Frogs have been breeding like flies at the Enormous State University (ESU) campus! Every year, the pledge class of the Epsilon Delta fraternity is instructed to tag all the frogs residing on the ESU campus. Two years ago {eq}(t = 0) {/eq} they managed to tag all {eq}46,000 {/eq} of them (with little Epsilon Delta Fraternity tags). This year's pledge class discovered that all the tags had all fallen off, and they wound up tagging a total of {eq}55,200 {/eq} frogs.

a) Find an exponential model for the frog population.

b) Assuming exponential population growth, and that all this year's tags have fallen off, how many tags should Epsilon Delta order for next year's pledge class?

## Exponential Growth:

Suppose that a quantity {eq}Q(t) {/eq} obeys an equation of the form {eq}Q(t)=AB^t {/eq} for some constants {eq}A>0 {/eq} and {eq}B>1 {/eq}. Then we say that the quantity {eq}Q(t) {/eq} grows exponentially.

Exponential growth generally occurs when the quantity is growing without restriction. For example, a population which has no constraints (has enough food, enough space, and so on) may grow exponentially.

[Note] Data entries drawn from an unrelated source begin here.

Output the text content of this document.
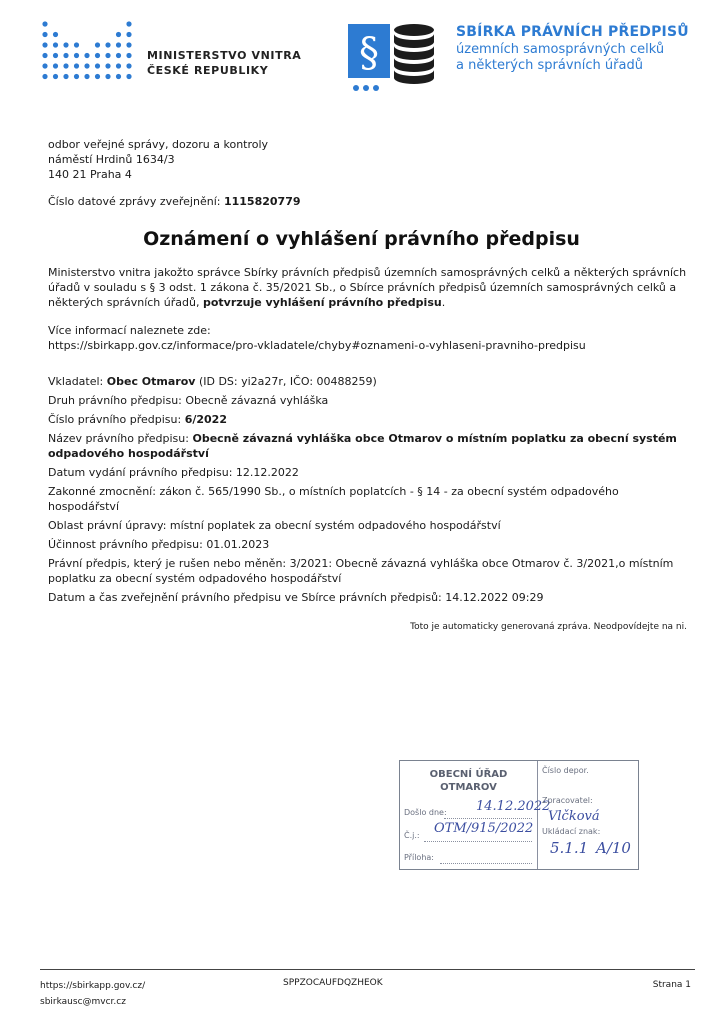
MINISTERSTVO VNITRA
ČESKÉ REPUBLIKY	§	SBÍRKA PRÁVNÍCH PŘEDPISŮ
územních samosprávných celků
a některých správních úřadů
odbor veřejné správy, dozoru a kontroly
náměstí Hrdinů 1634/3
140 21 Praha 4
Číslo datové zprávy zveřejnění: 1115820779
Oznámení o vyhlášení právního předpisu
Ministerstvo vnitra jakožto správce Sbírky právních předpisů územních samosprávných celků a některých správních úřadů v souladu s § 3 odst. 1 zákona č. 35/2021 Sb., o Sbírce právních předpisů územních samosprávných celků a některých správních úřadů, potvrzuje vyhlášení právního předpisu.
Více informací naleznete zde:
https://sbirkapp.gov.cz/informace/pro-vkladatele/chyby#oznameni-o-vyhlaseni-pravniho-predpisu
Vkladatel: Obec Otmarov (ID DS: yi2a27r, IČO: 00488259)
Druh právního předpisu: Obecně závazná vyhláška
Číslo právního předpisu: 6/2022
Název právního předpisu: Obecně závazná vyhláška obce Otmarov o místním poplatku za obecní systém odpadového hospodářství
Datum vydání právního předpisu: 12.12.2022
Zakonné zmocnění: zákon č. 565/1990 Sb., o místních poplatcích - § 14 - za obecní systém odpadového hospodářství
Oblast právní úpravy: místní poplatek za obecní systém odpadového hospodářství
Účinnost právního předpisu: 01.01.2023
Právní předpis, který je rušen nebo měněn: 3/2021: Obecně závazná vyhláška obce Otmarov č. 3/2021,o místním poplatku za obecní systém odpadového hospodářství
Datum a čas zveřejnění právního předpisu ve Sbírce právních předpisů: 14.12.2022 09:29
Toto je automaticky generovaná zpráva. Neodpovídejte na ni.
OBECNÍ ÚŘAD
OTMAROV
Došlo dne: 14.12.2022
Č.j.: OTM/915/2022
Příloha:
Číslo depor.
Zpracovatel:
Vlčková
Ukládací znak:
5.1.1 A/10
https://sbirkapp.gov.cz/
sbirkausc@mvcr.cz
SPPZOCAUFDQZHEOK	Strana 1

a) Let {eq}P(t) {/eq} be the population of frogs after {eq}t {/eq} years, where {eq}t=0 {/eq} corresponds to the time {eq}2 {/eq} years ago. Then we're given that {eq}P(0)=46000 {/eq} and {eq}P(1)=55200 {/eq}.

If the population is growing exponentially, then {eq}P(t)=AB^t {/eq} for some constants {eq}A {/eq} and {eq}B {/eq}. Substituting the above values into this formula gives:

{eq}\begin{align*} 46000&=P(0)\\ &=AB^0\\ &=A \end{align*} {/eq}

and

{eq}\begin{align*} 55200&=P(1)\\ &=AB^1\\ &=AB\\ &=46000B&&\text{(since }A=46000\text{ as above)}\\ \frac{55200}{46000}&=B\\ \frac{6}{5}&=B \, . \end{align*} {/eq}

So an exponential model for the population growth is {eq}\boxed{P(t)=46000\left(\frac{6}{5}\right)^t}\, {/eq}.

b) If all the tags have fallen off, the pledges need to tag the entire population of frogs, and the current year is year {eq}t=2 {/eq}. Using the above exponential model, this means that the number of frogs they will need to tag is:

{eq}\begin{align*} P(2)&=46000\left(\frac{6}{5}\right)^2\\ &=66240 \, . \end{align*} {/eq}

So the fraternity should order {eq}\boxed{66240} {/eq} tags (or maybe a few more, just to be on the safe side).